When I realised what I did I was sick. Ronald DeFeo
I got beat up since the day I was born. Ronald DeFeo
Once I started I just couldn’t stop. It went so fast. Ronald Defeo
In the early evening of Wednesday 13th November 1974 the Suffolk Country Police Department received a call from a bar in Amityville reporting a multiple shooting. When the police reached the house there was a group of young men outside, among them 23-year-old Ronald Defeo junior, the son of the owner who had raised the alarm. Great Crimes & Trials s3e9: DeFeo & Benson, BBC 1996
While being safeguarded at the police station Butch DeFeo gave them an eight-page statement about his movements during the forty-eight hours before the murder. ibid.
Butch described how he had woken at 2 a.m. Got his rifles. Killed first his father and mother, then his sister Allison, then his brothers Marc and John, and finally Dawn. ibid.
He had a reputation for violence and his contemporaries were wary of him. ibid.
The father was particularly violent and on occasions beat up his wife. ibid.
The DeFeo story had one final twist which sets it apart from the other family murders: for the house was sold at the end of 1985 to new owners ... Some twenty-eight days later they fled in terror.
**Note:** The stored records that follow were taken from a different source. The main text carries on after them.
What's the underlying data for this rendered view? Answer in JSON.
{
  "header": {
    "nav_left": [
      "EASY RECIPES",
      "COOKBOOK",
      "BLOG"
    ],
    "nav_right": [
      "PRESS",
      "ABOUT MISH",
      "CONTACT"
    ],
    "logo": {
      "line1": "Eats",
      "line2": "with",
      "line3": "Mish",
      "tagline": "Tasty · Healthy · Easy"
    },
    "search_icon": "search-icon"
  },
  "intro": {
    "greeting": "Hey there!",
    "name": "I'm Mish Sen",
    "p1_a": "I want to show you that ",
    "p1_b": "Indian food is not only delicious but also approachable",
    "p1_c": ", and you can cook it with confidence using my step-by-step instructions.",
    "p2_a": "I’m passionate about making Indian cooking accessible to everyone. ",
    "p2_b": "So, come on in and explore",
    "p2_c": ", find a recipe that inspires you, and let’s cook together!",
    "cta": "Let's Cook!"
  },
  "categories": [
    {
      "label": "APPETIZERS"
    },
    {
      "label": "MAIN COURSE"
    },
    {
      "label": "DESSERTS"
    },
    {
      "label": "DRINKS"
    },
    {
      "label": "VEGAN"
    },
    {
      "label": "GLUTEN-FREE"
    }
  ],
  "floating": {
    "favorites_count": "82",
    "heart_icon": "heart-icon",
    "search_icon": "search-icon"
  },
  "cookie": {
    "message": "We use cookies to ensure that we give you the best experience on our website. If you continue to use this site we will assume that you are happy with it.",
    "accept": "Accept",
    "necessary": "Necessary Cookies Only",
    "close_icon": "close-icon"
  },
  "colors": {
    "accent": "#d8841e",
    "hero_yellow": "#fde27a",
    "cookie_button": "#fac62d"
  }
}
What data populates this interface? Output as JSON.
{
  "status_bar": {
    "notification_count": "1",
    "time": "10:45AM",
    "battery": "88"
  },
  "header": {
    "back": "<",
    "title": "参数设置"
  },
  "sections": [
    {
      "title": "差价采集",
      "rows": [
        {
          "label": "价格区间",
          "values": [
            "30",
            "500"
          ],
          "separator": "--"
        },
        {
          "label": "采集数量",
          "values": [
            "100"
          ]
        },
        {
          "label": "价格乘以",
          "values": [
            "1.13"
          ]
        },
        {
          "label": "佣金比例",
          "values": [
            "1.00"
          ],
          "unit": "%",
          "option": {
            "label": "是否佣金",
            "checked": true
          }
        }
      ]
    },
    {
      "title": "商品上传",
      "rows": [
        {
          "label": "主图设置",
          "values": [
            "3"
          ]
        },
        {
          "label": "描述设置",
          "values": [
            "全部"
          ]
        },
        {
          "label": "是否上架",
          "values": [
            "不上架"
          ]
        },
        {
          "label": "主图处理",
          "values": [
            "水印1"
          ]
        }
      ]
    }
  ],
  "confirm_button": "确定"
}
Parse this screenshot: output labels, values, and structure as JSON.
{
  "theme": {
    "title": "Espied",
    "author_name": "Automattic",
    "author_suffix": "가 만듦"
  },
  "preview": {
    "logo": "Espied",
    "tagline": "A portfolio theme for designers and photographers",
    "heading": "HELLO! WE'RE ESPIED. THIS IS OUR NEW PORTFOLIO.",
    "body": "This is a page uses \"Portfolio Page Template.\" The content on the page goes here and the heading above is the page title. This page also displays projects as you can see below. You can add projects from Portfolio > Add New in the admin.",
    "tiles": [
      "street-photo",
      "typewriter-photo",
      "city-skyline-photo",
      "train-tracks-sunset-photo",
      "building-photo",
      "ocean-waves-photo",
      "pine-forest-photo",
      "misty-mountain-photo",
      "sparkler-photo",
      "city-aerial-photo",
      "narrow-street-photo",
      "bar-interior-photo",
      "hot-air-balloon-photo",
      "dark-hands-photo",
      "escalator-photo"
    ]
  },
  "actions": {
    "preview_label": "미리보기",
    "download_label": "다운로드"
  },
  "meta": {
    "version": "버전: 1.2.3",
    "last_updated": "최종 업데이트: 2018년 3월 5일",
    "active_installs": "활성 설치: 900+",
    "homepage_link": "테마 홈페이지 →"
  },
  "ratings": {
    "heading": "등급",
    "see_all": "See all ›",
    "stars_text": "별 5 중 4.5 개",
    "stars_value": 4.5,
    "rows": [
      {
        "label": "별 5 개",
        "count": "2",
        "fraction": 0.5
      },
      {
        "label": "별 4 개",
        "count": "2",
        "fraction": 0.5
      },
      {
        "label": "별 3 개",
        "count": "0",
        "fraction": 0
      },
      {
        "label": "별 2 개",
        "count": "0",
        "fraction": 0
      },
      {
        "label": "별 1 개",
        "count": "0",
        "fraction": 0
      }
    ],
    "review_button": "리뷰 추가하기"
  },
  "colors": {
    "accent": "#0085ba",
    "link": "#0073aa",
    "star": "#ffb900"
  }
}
The story of constant unexplained noises, foul smells and inexplicable events which culminated in sighting demonic figures became the basis for the film The Amityville Horror. ibid.
November 13th 1974: Ronald DeFeo jr grabbed a .35 calibre rifle and shot his father and mother twice in their bed. Then he shot his brothers Mark and John; they were 11 and 9 years old. Next he shot his sister Alison; she was 13. Then he went up to the third floor and shot his other sister Dawn; she was 18. True Crime Recaps: Amityville Horror True Story, Youtube 32.36, 2021
When Ronnie DeFeo jr was arrested for the murders the next night he said voices in the house made him do it. About 13 months after the murders the Lutz family bought the house from Ronnie at a bargain basement price … They only lasted 28 days. ibid. ibid.
The other more controversial theory is that Ronnie didn’t act alone. ibid.